= Escapex =

Mobile app developer

Escapex, stylized as escapex, was a mobile app developer specializing in white-label fan engagement apps for celebrities. It was founded by Sephi Shapira in 2014 and has raised $18 million in funding. It allows celebrities to reach fans directly, as well as receiving revenue from fans through its freemium model.

==Overview==
Shapira is Israeli and previously founded Interchan and MassiveImpact. He graduated from Ben-Gurion University of the Negev.

The company has raised $18 million in funding. Its 2018 revenue was $5.5 million. In 2016, the company had 57 employees split between Tel Aviv and New York City.

The company's General Manager is Joe Cuello, formerly an executive at MTV, then Chief Creative Officer at TuneCore. Their director of social engagement is Rafe Lopresti-Oakes.

A press release from the company described the service as having a "proprietary loyalty program" which allows "monetization of social engagement through e-commerce and in-app advertising". App launches typically offered a contest for one fan to meet the celebrity. The app also allows Escapex to collect and monetize user profiles for advertising.
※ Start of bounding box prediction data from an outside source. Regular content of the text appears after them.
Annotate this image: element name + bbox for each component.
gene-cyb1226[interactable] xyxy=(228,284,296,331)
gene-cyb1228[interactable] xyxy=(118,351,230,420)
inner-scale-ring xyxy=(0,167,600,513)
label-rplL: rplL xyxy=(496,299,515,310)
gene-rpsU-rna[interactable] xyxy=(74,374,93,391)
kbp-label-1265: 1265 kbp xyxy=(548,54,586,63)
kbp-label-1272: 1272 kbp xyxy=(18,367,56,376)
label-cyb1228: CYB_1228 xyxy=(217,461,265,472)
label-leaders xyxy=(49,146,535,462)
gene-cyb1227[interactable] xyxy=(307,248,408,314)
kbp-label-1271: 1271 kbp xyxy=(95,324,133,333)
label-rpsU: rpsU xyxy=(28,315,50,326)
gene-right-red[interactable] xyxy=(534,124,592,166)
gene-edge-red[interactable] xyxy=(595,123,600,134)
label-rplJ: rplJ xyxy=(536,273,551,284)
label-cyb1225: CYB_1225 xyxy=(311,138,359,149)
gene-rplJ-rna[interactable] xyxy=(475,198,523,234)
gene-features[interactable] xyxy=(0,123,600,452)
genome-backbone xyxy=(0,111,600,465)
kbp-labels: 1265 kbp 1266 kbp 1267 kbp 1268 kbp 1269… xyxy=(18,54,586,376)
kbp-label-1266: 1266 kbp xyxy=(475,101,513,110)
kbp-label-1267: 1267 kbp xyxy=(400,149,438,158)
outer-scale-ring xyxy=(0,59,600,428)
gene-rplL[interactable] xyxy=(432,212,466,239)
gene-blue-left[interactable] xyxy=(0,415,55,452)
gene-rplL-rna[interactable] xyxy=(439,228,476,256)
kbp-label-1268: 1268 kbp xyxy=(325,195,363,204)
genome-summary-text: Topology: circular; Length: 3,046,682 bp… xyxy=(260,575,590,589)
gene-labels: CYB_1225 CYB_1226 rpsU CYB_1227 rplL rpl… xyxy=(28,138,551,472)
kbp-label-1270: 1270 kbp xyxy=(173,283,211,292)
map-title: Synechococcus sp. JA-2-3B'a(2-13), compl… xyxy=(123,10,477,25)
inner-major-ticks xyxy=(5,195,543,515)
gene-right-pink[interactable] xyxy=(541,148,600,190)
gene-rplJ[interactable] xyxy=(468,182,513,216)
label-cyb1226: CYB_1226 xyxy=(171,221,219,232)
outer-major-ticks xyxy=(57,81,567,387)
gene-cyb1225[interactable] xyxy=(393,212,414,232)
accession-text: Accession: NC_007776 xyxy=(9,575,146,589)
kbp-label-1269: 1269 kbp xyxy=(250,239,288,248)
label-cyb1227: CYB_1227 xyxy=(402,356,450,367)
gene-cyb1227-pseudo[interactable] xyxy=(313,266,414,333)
The New York Times described the concept of Escapex, musing, "If people love you, why not make money from them?".

==Notable apps==
The company has created over 350 applications, including:
- Enrique Iglesias, June 2016 or earlier
- Akon, June 2016 or earlier
- Ricky Martin, June 2016 or earlier
- Rohan Marley and the Bob Marley estate, February 2017
- Marc Anthony, March 2017
- Prince Royce, March 2017
- Jeremy Renner, March 2017, making over $35,000 per month in April 2019
- Galen Gering, June 2017
- Yandel, June 2017
- Greg Vaughan, June 2017
- Jason Thompson, June 2017
- Niecy Nash, September 2017
- Tyler Posey, September 2017
- Osric Chau, January 2018
- Chris D'Elia
- Alessandra Ambrosio, making over $35,000 per month in April 2019
- Abigail Ratchford, making over $35,000 per month in April 2019
- Amber Rose, making over $35,000 per month in April 2019
- Dita Von Teese
- Tommy Chong

===Bollywood stars===
Escapex has a large roster of Bollywood celebrities, including:
- Sunny Leone, December 2016
- Remo D'Souza, January 2017
- Amy Jackson, March 2017
- Kajal Aggarwal, March 2017
- Nargis Fakhri, April 2017
- Disha Patani
- Sonam Kapoor
- Salman Khan

==Jeremy Renner app==

Renner released a mobile app called "Jeremy Renner" (Android) and "Jeremy Renner Official" (iOS) in March 2017.

FastCompany wrote extensively about Renner's app in April 2019, calling it "a surprising new kind of social media". The Ringer's Kate Knibbs, explaining how self-referential the app is, summarized it stating "Jeremy Renner's Jeremy Renner app is the Jeremy Renner of apps."

The community developed to include memes, selfies, and a "Happy Rennsday" event on Wednesdays. As early as October 2017 there were claims of censorship, bullying, and "contest-rigging". In September 2019, comedian Stefan Heck wrote about discovering that any replies through the app would appear as if they were sent by Renner himself in push notifications. Heck wrote about notifications making it appear Renner was a big enthusiast of "porno"; other users made it appear Renner was a big fan of Casey Anthony. Renner had to ask Escapex to shut down the app the following day, stating "The app has jumped the shark. Literally."

In September 2020, comedian/writer Caroline Goldfarb and actress Sarah Ramos launched The Renner Files podcast, a six-part series investigating the Jeremy Renner app.